Aristotelian-Thomistic insights contribute importantly to the second major category (of moral and political philosophy). First, the state is both natural and conventional. It is natural in terms of the purpose it serves since it fulfills a real need for man; it is conventional in terms of how it is established. We do not need, contra John Rawls or Robert Nozick, to imagine the origin of the state by fabricating a myth about men living in a “state of nature.”
Second, there are two distinct senses of “common good.” On the one hand, the public good is common because members of an organized community participate in it; on the other hand, the private good is common because it is the same in all men. The public good is the aim of just governments; the private good is eudaimonia or happiness, the individual's natural end and aim. At least in principle, this distinction supports the view that the public good together with private virtue serve as the means to one's natural end.

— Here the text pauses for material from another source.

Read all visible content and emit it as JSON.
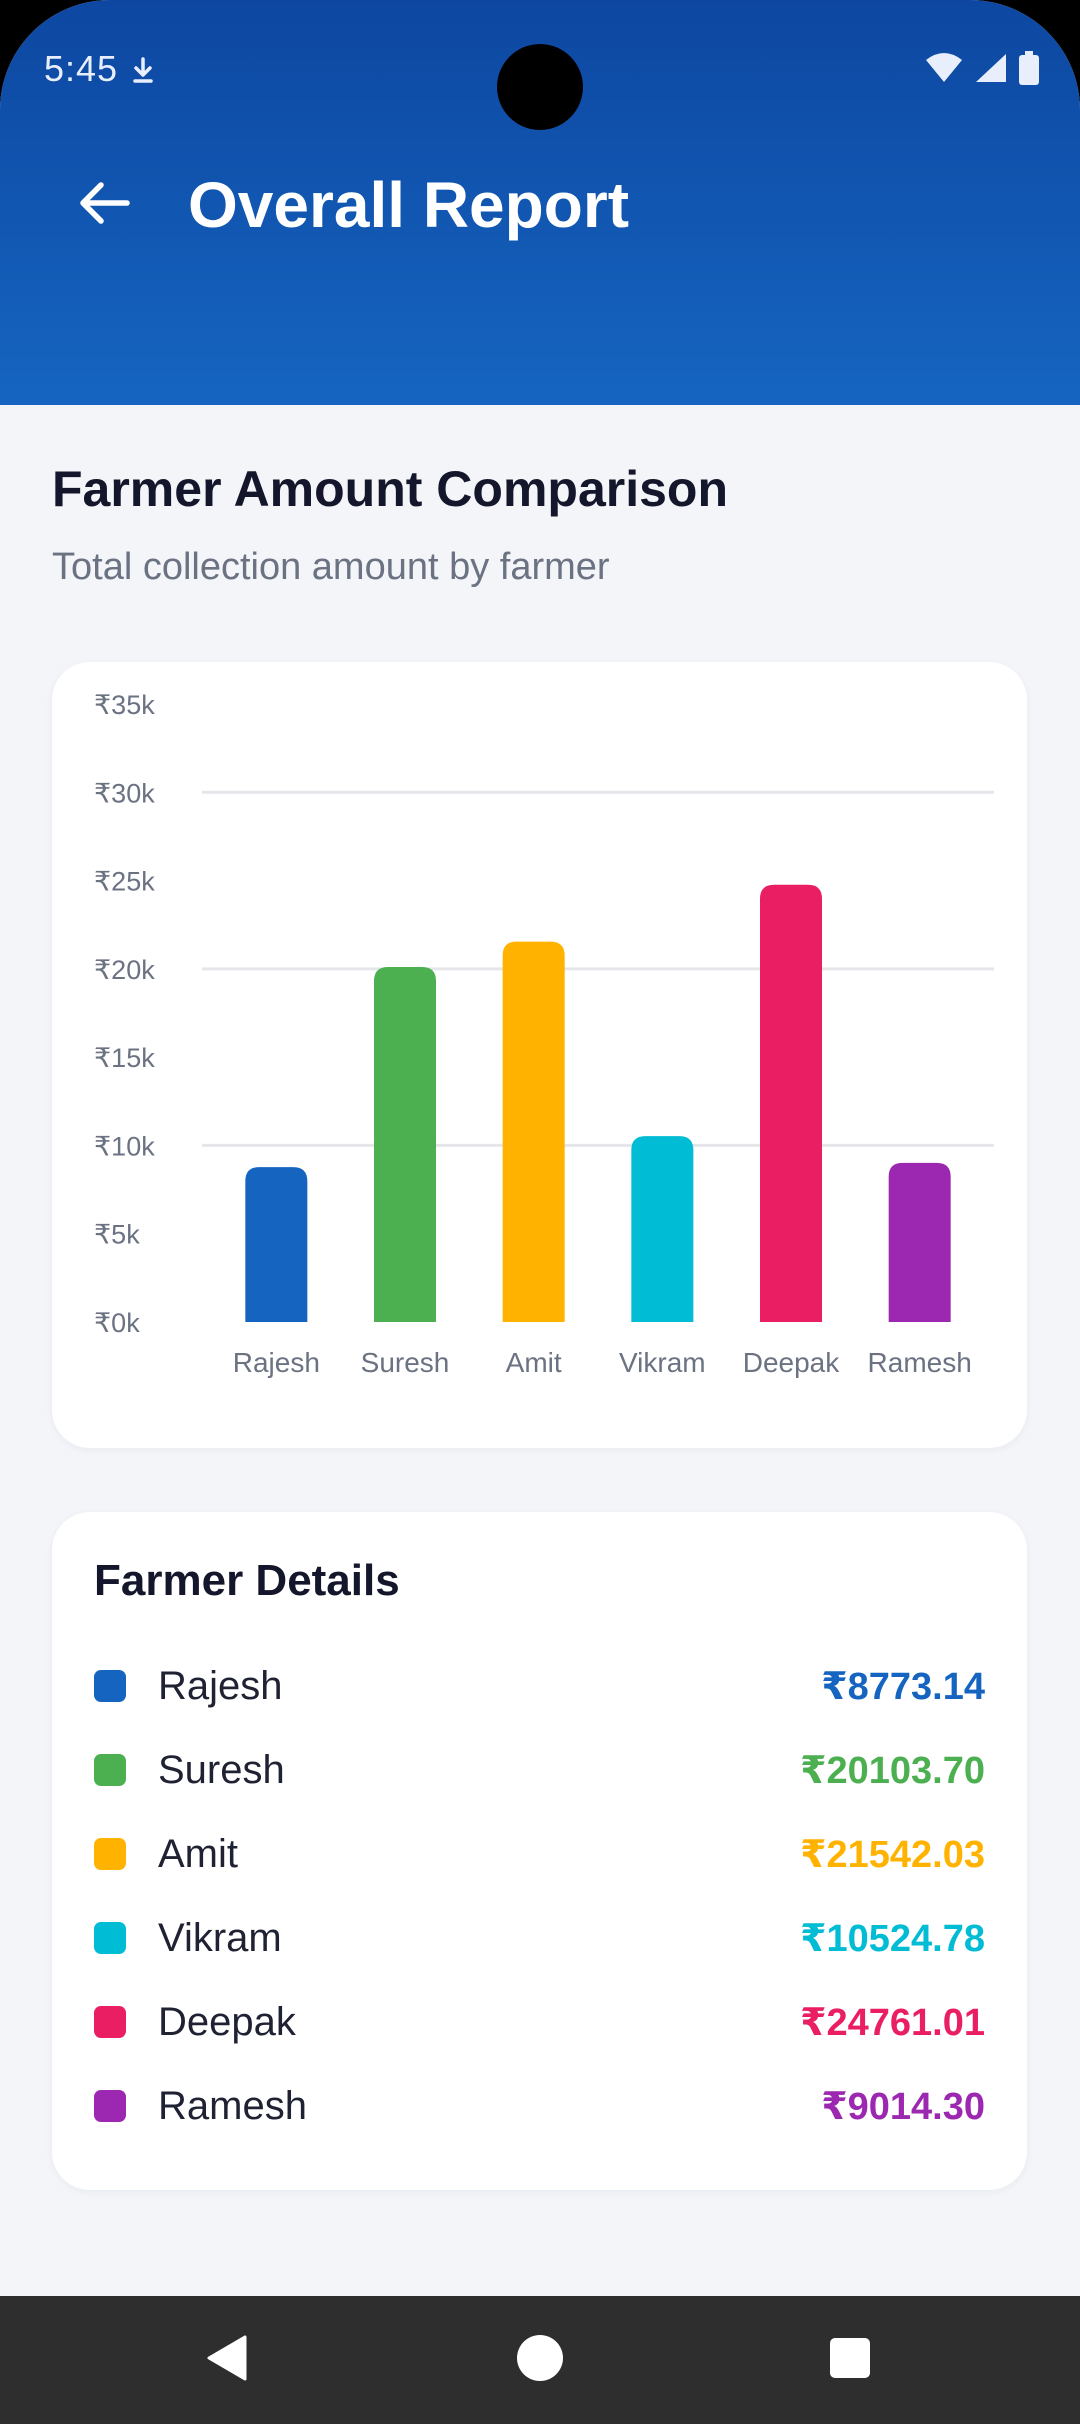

Third, we can draw a vital distinction between happiness as an end that we reach and enjoy in a given moment (terminal end), and happiness as an end that characterizes the temporal whole of our entire life (normative end). If we blur this distinction we erroneously come to regard happiness in purely psychological terms as satisfying any individual's desire, and tend to ignore happiness understood in terms of satisfying right desire. The latter view of happiness gives rise to Mill's injunction: “better a dissatisfied Socrates than a satisfied fool.” Unfortunately Mill's utilitarianism precluded his systematically availing himself of this moral view of happiness. Mill could not connect the general happiness of others to the individual's happiness as a moral end.